Novo sensor acompanha o coração com mais frequência
O sistema Health Sensing combina sensores óticos e elétricos redesenhados. Fora dos treinos, o relógio passa a medir a frequência cardíaca a cada cinco segundos e recolhe a variabilidade da frequência cardíaca com maior frequência. Estes dados alimentam a nova pontuação Readiness, de 0 a 10, que cruza sono, sinais vitais, atividade recente e carga de treino para sugerir se o utilizador deve recuperar, moderar ou avançar com o esforço planeado.
A Apple apresenta o sistema como mais preciso, com base num estudo conduzido pela própria empresa. Num ensaio prático, a Tom’s Guide comparou o relógio com uma cinta peitoral durante uma corrida de 22 milhas e obteve resultados próximos. É um sinal útil, mas não substitui validação clínica independente nem transforma a pontuação em aconselhamento médico. A própria Apple classifica a aplicação Vitals como uma ferramenta de bem-estar.

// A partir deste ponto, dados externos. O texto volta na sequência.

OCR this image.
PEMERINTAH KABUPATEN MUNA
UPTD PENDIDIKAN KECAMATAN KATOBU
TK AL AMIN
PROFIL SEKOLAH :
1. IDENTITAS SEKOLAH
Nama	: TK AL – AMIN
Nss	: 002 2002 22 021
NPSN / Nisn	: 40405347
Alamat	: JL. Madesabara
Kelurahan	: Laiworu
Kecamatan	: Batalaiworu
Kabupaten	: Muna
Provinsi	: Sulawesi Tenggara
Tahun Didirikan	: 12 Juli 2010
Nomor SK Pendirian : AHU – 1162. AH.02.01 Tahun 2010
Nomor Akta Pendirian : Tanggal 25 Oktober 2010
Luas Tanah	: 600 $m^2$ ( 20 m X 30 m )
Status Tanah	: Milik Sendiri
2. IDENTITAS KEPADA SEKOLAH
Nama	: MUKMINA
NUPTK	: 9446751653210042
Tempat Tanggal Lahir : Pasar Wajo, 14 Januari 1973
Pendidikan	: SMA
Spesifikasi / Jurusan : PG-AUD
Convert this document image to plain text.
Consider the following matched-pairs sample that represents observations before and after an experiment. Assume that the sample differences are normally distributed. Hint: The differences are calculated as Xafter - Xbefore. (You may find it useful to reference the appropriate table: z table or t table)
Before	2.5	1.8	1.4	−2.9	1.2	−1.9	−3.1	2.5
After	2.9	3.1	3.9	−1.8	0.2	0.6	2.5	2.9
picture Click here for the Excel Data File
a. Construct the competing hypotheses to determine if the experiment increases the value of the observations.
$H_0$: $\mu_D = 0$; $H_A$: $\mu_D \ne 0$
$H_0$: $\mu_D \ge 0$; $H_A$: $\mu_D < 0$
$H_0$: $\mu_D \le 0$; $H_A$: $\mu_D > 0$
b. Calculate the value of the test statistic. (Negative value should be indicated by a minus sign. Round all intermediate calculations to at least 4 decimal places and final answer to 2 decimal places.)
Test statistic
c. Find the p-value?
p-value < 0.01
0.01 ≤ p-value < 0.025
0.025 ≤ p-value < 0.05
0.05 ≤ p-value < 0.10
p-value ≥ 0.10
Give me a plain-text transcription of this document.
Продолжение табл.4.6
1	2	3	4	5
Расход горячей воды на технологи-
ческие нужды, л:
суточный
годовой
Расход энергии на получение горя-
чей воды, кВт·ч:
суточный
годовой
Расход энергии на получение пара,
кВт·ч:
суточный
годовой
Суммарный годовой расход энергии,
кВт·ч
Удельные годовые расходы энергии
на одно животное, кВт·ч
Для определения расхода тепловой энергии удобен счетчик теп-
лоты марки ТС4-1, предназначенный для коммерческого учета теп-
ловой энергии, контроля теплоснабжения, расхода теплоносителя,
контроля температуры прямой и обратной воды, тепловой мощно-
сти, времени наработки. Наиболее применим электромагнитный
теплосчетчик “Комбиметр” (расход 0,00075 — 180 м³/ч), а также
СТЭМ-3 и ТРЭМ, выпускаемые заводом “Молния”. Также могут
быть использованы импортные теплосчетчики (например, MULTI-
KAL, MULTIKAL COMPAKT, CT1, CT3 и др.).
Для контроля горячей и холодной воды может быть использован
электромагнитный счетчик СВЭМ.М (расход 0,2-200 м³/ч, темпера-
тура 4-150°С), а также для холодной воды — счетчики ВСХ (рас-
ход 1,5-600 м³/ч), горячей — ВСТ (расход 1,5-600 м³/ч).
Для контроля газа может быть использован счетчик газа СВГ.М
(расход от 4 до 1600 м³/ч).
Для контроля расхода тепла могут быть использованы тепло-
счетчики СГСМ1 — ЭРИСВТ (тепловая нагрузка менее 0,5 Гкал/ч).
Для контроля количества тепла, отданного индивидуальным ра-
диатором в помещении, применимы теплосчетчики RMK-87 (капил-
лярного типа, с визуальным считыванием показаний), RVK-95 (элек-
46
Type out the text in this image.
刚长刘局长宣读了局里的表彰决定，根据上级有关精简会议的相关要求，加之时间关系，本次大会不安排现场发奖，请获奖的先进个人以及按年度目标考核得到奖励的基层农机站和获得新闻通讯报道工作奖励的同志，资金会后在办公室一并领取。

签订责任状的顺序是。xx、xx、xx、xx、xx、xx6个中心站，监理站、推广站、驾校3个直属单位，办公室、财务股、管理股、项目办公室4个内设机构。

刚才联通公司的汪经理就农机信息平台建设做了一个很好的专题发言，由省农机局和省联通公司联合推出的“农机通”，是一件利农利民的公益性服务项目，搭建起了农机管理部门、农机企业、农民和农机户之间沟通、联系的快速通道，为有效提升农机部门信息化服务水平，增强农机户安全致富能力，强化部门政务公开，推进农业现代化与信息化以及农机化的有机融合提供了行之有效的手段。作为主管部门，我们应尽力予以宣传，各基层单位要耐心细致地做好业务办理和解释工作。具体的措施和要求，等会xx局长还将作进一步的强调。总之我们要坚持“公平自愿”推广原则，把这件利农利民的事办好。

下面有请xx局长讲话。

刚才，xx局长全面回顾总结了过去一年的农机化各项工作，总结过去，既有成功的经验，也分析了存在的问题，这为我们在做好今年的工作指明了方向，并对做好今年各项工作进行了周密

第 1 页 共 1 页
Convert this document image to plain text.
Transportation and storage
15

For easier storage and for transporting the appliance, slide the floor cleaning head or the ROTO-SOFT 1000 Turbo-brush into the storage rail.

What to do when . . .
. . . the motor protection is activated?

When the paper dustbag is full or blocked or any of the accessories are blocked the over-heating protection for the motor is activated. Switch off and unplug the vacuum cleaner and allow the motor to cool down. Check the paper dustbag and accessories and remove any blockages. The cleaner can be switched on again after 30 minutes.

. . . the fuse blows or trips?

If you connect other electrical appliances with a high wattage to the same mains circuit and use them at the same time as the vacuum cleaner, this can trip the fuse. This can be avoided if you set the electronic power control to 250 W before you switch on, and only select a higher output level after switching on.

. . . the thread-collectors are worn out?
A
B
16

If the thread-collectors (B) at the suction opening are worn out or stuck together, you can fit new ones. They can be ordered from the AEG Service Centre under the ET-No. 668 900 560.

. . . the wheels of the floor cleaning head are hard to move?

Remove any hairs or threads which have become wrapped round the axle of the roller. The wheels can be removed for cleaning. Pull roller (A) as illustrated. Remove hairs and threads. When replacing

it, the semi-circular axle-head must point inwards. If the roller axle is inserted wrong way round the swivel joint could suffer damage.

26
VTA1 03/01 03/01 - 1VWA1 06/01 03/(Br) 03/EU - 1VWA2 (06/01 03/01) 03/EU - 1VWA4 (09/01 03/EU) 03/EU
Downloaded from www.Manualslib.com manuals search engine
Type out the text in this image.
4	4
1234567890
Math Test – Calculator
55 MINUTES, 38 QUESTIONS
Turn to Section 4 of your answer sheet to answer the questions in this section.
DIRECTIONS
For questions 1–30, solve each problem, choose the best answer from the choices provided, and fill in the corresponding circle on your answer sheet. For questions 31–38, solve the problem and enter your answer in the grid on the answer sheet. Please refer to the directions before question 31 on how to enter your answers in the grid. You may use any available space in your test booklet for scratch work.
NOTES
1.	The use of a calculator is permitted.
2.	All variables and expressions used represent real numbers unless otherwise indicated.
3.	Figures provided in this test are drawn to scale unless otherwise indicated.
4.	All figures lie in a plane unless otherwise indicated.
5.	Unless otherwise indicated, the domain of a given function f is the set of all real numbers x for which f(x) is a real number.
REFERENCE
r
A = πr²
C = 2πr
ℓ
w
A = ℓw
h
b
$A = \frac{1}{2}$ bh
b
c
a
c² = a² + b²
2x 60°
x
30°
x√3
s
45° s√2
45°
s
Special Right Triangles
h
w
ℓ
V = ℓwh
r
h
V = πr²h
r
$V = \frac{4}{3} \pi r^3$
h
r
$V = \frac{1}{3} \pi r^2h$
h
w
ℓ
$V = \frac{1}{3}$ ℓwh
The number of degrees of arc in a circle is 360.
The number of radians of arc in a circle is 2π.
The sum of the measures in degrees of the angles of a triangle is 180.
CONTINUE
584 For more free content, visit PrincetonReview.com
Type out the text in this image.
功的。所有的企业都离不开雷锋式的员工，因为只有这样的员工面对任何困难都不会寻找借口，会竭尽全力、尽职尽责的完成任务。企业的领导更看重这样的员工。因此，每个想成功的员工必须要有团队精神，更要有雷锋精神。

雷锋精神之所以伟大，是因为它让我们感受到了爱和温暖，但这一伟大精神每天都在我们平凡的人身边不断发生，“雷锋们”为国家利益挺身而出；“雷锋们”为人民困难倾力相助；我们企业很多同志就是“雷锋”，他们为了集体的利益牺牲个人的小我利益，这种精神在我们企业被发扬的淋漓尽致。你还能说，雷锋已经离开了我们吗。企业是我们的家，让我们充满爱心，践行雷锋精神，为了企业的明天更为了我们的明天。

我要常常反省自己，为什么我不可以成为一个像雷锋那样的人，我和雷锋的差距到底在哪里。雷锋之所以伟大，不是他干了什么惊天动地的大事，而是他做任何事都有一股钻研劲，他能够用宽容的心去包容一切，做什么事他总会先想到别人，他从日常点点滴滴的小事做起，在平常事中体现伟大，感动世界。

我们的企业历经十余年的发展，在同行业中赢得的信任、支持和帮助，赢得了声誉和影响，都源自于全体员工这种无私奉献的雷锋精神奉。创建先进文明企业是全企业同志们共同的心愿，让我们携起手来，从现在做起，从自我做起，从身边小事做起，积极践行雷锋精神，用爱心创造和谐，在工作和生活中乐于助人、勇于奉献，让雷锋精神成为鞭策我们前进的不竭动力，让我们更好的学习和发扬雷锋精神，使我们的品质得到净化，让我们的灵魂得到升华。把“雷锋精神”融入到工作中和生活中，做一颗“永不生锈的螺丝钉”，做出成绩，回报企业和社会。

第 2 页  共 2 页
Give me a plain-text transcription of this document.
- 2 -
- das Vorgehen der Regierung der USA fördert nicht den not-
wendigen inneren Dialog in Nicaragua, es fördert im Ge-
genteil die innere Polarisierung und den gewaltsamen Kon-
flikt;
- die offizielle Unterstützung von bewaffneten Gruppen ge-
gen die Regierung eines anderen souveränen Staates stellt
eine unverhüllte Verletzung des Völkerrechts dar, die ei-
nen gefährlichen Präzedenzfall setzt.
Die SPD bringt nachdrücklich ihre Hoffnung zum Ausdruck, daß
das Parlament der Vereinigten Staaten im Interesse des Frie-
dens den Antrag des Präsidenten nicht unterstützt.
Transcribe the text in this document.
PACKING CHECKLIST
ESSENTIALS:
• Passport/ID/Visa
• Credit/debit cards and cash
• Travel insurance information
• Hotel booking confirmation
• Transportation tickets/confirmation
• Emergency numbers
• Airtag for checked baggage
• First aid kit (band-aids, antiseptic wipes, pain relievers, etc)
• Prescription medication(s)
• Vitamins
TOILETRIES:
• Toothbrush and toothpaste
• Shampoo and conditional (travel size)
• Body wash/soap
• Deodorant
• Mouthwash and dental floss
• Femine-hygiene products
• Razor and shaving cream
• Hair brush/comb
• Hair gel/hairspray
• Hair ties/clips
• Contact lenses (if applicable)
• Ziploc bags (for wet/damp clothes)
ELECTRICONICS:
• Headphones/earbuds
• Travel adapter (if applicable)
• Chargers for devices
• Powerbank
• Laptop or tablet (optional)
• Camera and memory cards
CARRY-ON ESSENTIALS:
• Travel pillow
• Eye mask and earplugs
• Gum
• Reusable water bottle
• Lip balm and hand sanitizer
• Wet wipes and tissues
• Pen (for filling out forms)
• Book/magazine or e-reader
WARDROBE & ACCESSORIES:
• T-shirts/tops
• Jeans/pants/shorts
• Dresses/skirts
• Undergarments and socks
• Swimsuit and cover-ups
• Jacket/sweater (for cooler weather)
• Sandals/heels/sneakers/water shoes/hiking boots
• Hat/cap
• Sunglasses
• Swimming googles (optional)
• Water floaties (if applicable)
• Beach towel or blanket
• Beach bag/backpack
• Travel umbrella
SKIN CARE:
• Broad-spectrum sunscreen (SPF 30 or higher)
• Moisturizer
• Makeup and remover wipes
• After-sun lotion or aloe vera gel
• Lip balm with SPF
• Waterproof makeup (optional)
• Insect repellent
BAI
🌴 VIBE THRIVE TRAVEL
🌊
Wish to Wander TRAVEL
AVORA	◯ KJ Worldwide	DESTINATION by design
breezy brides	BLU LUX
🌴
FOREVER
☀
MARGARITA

O Readiness também precisa de dados suficientes: a avaliação inicial requer sete noites de utilização, com pelo menos quatro horas de sono por noite. Isso significa que a principal novidade não apresenta conclusões completas logo no primeiro dia.
Uma evolução pensada para utilizadores exigentes
O Ultra 4 conserva o ecrã de 3.000 nits, a resistência à água até 100 metros, o GPS de dupla frequência e as caixas em titânio natural ou preto. O novo S11 melhora o processamento e suporta funções adicionais, mas algumas das mais chamativas ainda não fazem parte da experiência de lançamento.
Live Rewind e Siri Recap deverão chegar em beta mais tarde em 2026. A Apple indica que estas funções não estarão inicialmente disponíveis na União Europeia. Também dependem de um iPhone compatível com Apple Intelligence, enquanto a disponibilidade por idioma e região pode variar.
Para novos compradores que valorizem autonomia, construção resistente e métricas de recuperação, o Ultra 4 é a opção Apple mais completa. Para proprietários do Ultra 3, o benefício principal está na bateria e no acompanhamento cardíaco mais frequente. Como o desenho, o ecrã e grande parte da experiência permanecem familiares, esperar por testes prolongados pode ser a decisão mais sensata.